Some find the claim that families are avoiding hotbed campuses in favor of places where there’s a more equitable back and forth disingenuous. “When I hear people say, ‘I don’t want my child in an environment where they’ll be targeted for their beliefs’—no one wants anyone to be targeted for their beliefs,” says Marcia Chatelain, a professor of history and African-American Studies at Georgetown University. “But what it often is masking is a great deal of anxiety that when traditional college students between 18 and 22, especially those from middle- and upper-class families, go to college, they will start to question the ideologies they grew up with—whether it’s about race, whether it’s about wealth, whether it’s about gender or sexuality. And so what has grown out of it is a cottage industry grievance culture of books and articles, and this ridiculous University of Austin experiment, in which people are legitimating a set of fears that, in reality, are never actually fully articulated.
“This idea that the very experience that is supposed to open up your perspective and your views on the world can now be tailored even more to contribute to your already held beliefs is really upsetting. And the fact that this can actually work shows you just how little progress has been made on and off a college campus.”

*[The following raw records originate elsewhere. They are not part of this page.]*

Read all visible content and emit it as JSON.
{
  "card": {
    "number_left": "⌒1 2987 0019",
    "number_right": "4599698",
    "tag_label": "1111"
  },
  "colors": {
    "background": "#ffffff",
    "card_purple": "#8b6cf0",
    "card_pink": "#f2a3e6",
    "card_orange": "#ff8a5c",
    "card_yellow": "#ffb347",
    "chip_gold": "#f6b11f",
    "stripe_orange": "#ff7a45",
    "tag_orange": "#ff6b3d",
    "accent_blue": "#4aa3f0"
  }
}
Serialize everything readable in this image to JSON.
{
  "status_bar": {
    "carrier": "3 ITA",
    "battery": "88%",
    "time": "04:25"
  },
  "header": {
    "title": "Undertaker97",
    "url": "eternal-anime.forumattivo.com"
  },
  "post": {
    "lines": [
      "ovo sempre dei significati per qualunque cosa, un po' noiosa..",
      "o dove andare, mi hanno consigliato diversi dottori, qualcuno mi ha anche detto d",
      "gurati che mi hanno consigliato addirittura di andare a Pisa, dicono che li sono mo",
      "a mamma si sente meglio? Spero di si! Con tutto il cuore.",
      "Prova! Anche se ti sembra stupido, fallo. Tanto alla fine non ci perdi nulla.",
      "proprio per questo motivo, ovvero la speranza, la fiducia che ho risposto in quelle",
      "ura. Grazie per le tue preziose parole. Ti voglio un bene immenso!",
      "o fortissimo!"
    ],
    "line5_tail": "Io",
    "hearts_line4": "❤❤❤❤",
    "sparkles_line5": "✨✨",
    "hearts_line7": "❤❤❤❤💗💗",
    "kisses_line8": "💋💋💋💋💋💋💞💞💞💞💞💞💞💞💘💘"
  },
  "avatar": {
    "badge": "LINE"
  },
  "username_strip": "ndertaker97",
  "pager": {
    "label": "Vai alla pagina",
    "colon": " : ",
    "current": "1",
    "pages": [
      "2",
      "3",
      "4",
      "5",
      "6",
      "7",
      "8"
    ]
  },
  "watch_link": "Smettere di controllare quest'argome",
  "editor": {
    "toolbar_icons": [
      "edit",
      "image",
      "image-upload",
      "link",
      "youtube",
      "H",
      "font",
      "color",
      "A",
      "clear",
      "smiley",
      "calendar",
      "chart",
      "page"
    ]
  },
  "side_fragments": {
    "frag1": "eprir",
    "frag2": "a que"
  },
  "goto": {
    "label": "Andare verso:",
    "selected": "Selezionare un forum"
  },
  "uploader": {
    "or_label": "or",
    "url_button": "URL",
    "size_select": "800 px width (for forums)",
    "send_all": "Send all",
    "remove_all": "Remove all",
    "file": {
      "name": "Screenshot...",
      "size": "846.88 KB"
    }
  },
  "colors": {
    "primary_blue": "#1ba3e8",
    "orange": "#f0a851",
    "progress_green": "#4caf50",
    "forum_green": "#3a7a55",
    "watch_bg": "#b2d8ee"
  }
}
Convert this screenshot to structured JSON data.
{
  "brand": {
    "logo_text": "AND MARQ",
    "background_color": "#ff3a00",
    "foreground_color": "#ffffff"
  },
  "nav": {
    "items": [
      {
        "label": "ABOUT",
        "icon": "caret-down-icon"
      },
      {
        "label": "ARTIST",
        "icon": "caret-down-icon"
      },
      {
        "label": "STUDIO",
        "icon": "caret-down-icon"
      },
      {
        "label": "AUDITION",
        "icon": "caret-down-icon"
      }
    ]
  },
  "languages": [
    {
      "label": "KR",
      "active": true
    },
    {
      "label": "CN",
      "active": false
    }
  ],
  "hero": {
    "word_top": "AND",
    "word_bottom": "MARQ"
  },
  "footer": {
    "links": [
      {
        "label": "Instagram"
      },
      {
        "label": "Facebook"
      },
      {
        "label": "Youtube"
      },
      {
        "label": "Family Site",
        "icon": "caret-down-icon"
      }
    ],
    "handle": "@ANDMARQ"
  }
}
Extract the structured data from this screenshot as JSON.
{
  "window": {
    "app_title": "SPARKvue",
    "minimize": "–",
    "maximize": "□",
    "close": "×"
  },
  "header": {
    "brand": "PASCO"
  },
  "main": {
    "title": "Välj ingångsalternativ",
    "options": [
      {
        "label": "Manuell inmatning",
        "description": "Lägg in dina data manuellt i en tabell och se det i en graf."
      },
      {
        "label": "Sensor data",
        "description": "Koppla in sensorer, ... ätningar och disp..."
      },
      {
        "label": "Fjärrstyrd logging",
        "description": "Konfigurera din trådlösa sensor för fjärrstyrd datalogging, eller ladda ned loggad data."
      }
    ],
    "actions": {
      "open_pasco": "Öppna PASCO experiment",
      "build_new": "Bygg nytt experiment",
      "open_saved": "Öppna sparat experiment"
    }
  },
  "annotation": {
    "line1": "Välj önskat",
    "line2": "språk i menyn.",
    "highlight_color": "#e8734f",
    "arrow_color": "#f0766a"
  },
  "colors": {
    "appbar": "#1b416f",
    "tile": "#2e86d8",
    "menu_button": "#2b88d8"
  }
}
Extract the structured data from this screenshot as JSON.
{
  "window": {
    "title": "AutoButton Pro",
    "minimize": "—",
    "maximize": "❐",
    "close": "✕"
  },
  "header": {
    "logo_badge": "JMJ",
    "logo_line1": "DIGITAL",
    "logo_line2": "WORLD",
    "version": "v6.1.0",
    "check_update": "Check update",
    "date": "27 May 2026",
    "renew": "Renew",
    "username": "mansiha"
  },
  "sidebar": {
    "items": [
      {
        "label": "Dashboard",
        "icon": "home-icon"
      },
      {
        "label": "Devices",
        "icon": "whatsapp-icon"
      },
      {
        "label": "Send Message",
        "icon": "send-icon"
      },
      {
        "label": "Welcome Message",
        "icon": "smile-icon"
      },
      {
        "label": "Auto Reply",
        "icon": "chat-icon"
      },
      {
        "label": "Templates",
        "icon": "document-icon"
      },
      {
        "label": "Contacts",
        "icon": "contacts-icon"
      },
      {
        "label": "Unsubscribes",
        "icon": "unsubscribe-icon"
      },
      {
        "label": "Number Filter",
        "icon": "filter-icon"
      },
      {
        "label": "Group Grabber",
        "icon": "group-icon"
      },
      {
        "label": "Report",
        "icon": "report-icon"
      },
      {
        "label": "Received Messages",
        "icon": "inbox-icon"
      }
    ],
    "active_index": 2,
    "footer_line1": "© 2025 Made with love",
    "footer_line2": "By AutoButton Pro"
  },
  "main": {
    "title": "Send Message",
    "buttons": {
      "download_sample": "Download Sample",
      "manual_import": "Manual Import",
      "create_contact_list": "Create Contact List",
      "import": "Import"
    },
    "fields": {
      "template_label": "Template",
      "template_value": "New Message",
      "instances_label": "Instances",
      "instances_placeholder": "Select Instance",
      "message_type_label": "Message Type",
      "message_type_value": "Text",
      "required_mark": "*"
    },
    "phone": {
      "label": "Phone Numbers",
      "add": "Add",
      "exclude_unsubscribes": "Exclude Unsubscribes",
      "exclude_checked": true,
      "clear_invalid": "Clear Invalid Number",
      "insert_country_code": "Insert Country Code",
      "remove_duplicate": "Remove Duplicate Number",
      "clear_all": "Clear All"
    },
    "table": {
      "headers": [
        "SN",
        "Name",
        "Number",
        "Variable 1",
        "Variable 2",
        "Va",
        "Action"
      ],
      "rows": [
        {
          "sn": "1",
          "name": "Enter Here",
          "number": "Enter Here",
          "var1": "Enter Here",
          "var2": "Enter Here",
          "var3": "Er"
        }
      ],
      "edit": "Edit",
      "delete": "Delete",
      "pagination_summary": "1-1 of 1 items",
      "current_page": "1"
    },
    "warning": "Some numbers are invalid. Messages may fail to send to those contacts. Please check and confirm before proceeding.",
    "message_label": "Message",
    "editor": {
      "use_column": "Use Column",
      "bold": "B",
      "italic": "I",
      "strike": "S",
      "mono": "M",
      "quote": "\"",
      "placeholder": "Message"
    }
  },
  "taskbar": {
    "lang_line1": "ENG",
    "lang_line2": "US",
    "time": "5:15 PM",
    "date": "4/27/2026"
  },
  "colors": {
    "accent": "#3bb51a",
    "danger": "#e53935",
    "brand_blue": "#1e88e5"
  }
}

Politics may once again radically affect the reputations of schools in states like Texas, Florida, and Alabama, due to the overturning of Roe v. Wade by the Supreme Court. Christopher Rim, the college counselor working with the family at Dalton, says that after the ruling was announced he received a text message from the daughter who was planning to apply to SMU. She told him she no longer wanted to apply to any college in a state that had abortion restrictions.
Elena Hicks, SMU’s dean of admissions, says this kind of reaction is something she’s trying to correct. “When laws and/or policies change” in a state, the hope is that “you don’t feel like, I can never go to that state, or I can never go to that city. There are people of all views and walks of life that make up who we are in Dallas, and at SMU and in the state of Texas.”
When asked whether the Roe v. Wade ruling would affect her feelings about Auburn, Vincent says, “There were already pretty strict laws [in Alabama] before. It doesn’t change my opinion of the school at all.”
In the meantime, there are other things to focus on. Vincent’s friend from Colgate was coming down in late September for homecoming weekend, when “on Friday night there’s a parade throughout the whole town with the candidates for homecoming queen. I never had a homecoming queen in high school; it’s strange to be seeing that in college. There are these huge floats that the sororities make,” she says. “It’s so weird, but at the same time it’s so much fun. It’s like being a tourist in your own town.”